Hu’s release follows that of Chinese artist Ai Weiwei, who was released on bail last Wednesday. Hu has been awarded European Union’s top human rights award, the Sakharov prize, and is considered a prisoner of conscience by Amnesty International. He has also been an advocate for rural AIDS sufferers and for children with AIDS in China, and for . In 2008, Hu was imprisoned on charges related to five articles he had written and interviews with journalists, in which he criticized Chinese authorities. Before the 2008 Olympics were held in Beijing, Hu published an open letter to the Chinese government entitled “The Real China and the Olympics” and called for an end to human rights abuses in the country. In 2007, he had been placed under house arrest for a documentary that he and his wife had made about their life about “their experiences of living under constant police surveillance.”
According to the BBC, Ai Weiwei’s driver, accountant, assistant and a designer have also been freed. However, he is not allowed to speak the media, cannot leave Beijing without permission and unable to use his Twitter account at least for the next year. Ai’s last tweet was on April 3, the day he was detained by Chinese authorities while on his way to board a flight to Hong Kong from Beijing; he had been an active presence on the microblogging site, with over 89,000 followers and over 60,000 tweets. Formal charges have yet to be brought against the 54-year-old artist and activist. The Chinese authorities say that he has admitted to tax evasion and said he has promised to pay back the money, says the BBC.
In other words, Ai is free, but in a highly restricted way.
The same seems to be the same for Hu, too. His wife has said that he cannot yet speak to the media as that “might cause problems.”
Chinese premier Wen Jiabao has arrived in the UK for a five-day state visit that began in Hungary and will end in Germany. As the Guardian reports, while the debt crisis will be high on the agenda — China now holds the world’s largest foreign exchange holdings and has bought more European bonds — human rights will definitely be under discussion:
China’s decision to release the dissident artist Ai Weiwei on bail has taken one contentious case off the agenda, but the UK is still expected to raise human rights issues: the question will be whether it does so publicly or privately, and how strongly it does so.

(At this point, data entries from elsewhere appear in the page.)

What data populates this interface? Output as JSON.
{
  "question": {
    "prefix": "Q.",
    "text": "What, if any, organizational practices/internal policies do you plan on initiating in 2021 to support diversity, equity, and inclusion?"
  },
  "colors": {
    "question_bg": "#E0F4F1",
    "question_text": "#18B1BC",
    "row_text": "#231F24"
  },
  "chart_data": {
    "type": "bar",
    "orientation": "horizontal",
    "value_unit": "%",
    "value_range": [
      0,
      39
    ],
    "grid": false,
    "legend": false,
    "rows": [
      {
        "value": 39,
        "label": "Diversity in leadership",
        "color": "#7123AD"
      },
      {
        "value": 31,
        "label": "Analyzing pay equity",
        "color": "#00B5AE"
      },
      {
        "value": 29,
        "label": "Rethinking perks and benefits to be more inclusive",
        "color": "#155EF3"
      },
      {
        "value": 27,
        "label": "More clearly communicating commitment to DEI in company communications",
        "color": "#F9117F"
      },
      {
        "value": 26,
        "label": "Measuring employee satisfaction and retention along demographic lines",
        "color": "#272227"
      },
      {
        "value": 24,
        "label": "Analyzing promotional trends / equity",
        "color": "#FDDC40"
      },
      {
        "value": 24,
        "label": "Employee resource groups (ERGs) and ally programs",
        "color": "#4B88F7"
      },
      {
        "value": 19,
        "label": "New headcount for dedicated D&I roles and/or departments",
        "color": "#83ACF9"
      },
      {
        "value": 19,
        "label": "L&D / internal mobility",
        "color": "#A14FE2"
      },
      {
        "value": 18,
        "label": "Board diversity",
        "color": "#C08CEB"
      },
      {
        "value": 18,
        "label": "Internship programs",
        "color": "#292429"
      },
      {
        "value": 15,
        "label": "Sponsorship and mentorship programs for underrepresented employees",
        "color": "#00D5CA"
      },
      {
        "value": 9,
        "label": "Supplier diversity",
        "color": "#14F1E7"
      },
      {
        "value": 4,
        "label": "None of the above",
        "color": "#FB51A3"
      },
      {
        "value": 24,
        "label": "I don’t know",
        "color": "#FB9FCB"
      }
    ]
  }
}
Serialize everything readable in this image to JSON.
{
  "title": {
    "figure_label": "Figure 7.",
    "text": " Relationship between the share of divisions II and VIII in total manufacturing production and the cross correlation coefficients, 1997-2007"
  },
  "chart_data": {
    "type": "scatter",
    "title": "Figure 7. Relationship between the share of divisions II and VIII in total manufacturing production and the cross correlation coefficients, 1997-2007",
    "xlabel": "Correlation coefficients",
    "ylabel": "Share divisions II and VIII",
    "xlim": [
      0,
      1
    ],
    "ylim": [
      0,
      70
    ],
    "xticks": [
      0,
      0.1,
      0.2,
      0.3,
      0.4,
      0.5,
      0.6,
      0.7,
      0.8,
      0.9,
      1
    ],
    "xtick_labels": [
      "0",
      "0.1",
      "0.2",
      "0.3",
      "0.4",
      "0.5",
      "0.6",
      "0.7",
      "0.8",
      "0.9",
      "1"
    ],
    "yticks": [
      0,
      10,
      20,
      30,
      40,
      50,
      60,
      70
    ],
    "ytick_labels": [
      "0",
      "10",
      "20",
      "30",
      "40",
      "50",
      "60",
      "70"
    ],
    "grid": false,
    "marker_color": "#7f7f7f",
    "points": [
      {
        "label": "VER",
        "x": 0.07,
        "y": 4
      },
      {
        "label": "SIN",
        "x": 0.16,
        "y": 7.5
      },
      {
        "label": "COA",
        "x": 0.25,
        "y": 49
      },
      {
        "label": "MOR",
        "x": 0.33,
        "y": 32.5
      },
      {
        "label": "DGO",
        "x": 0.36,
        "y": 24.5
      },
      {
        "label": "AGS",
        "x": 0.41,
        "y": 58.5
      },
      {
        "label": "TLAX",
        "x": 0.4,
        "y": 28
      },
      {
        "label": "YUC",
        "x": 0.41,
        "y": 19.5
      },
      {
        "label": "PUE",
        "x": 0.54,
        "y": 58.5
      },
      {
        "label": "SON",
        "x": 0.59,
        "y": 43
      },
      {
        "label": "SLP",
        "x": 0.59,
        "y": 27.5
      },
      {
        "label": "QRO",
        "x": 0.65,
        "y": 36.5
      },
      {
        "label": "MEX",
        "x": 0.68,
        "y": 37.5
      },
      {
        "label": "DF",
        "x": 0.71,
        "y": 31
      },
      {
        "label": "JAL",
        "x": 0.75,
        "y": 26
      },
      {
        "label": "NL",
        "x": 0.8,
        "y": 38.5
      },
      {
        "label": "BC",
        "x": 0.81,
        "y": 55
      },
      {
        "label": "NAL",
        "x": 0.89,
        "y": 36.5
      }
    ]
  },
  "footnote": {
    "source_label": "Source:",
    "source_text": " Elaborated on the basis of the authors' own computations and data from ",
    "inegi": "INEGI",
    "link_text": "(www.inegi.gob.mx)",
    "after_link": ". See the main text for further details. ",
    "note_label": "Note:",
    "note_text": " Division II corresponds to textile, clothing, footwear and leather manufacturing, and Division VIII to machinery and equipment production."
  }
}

A video in the Guardian shows Chinese citizens reacting with caution to Ai’s release; one person says that maintaining “national unity” is of first important, so “if Ai’s remarks really endangered the unity of the country, then the judicial system has the right to subject him to judicial punishment.” Another person interviewed says that she hopes the government can be more “open and tolerant” when people like Ai make such “extreme” remarks.
How free can China be or rather, how free do Chinese citizens wish to be?